During the Napoleonic Wars, Great Britain, fearing that French control of the Netherlands might deliver Sri Lanka to the French, occupied the coastal areas of the island (Ceylon) with little difficulty in 1796. In 1802, the Treaty of Amiens formally ceded the Dutch part of the island to Britain and it became a crown colony. In 1803, the British invaded the Kingdom of Kandy in the first Kandyan War, but were repulsed. Under the Treaty of Upcountry (Udarata Givisuma), signed between the chieftains of Kandy and the governor Robert Brownrigg on 2nd of March 1815, the entire country lost its independence and became a British colony.
Soon the chieftains realised that the British would not honour the Treaty as agreed. The first uprising (called Wellassa Uprising) started in 1818 and was mercilessly suppressed. Used, resulting in revenge in the form of the peasantry stripping of their lands by the Wastelands Ordinance, a modern enclosure movement, and reduced to penury, by the British. The British found that the uplands of Sri Lanka were very suitable for coffee, tea and rubber cultivation. By the mid-19th century, Ceylon tea had become a staple of the British market bringing great wealth to a small number of white tea planters. The planters imported large numbers of Tamil workers as indentured labourers from south India to work in the estates, who soon made up 10% of the island’s population. These workers had to work in slave-like conditions living in line rooms, not very different from cattle sheds.
The British colonialists favoured the semi-European Burghers, certain high-caste Sinhalese and the Tamils who were mainly concentrated in the north of the country.
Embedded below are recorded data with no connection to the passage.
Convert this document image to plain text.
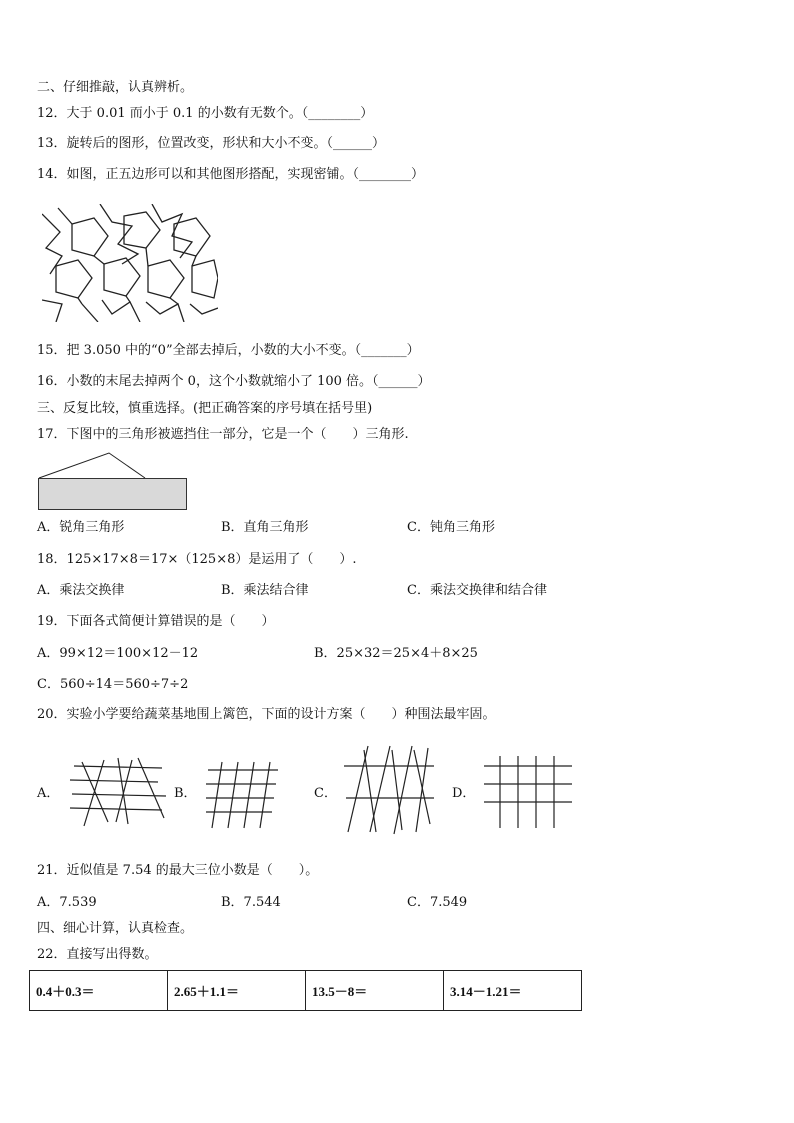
二、仔细推敲，认真辨析。
12．大于 0.01 而小于 0.1 的小数有无数个。（________）
13．旋转后的图形，位置改变，形状和大小不变。（______）
14．如图，正五边形可以和其他图形搭配，实现密铺。（________）
15．把 3.050 中的“0”全部去掉后，小数的大小不变。（_______）
16．小数的末尾去掉两个 0，这个小数就缩小了 100 倍。（______）
三、反复比较，慎重选择。(把正确答案的序号填在括号里)
17．下图中的三角形被遮挡住一部分，它是一个（　　）三角形.
A．锐角三角形	B．直角三角形	C．钝角三角形
18．125×17×8＝17×（125×8）是运用了（　　）.
A．乘法交换律	B．乘法结合律	C．乘法交换律和结合律
19．下面各式简便计算错误的是（　　）
A．99×12＝100×12－12	B．25×32＝25×4＋8×25
C．560÷14＝560÷7÷2
20．实验小学要给蔬菜基地围上篱笆，下面的设计方案（　　）种围法最牢固。
A．	B．	C．	D．
21．近似值是 7.54 的最大三位小数是（　　）。
A．7.539	B．7.544	C．7.549
四、细心计算，认真检查。
22．直接写出得数。
0.4＋0.3＝	2.65＋1.1＝	13.5－8＝	3.14－1.21＝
Nevertheless, the British also introduced democratic elements to Sri Lanka for the first time in its history and the Burghers were given degree of self-government as early as 1833. It was not until 1909 that constitutional development began, with a partly elected assembly, and not until 1920 that elected members outnumbered official appointees. Universal suffrage was introduced in 1931 over the protests of the Sinhalese, Tamil and Burgher elite who objected to the common people being allowed to vote.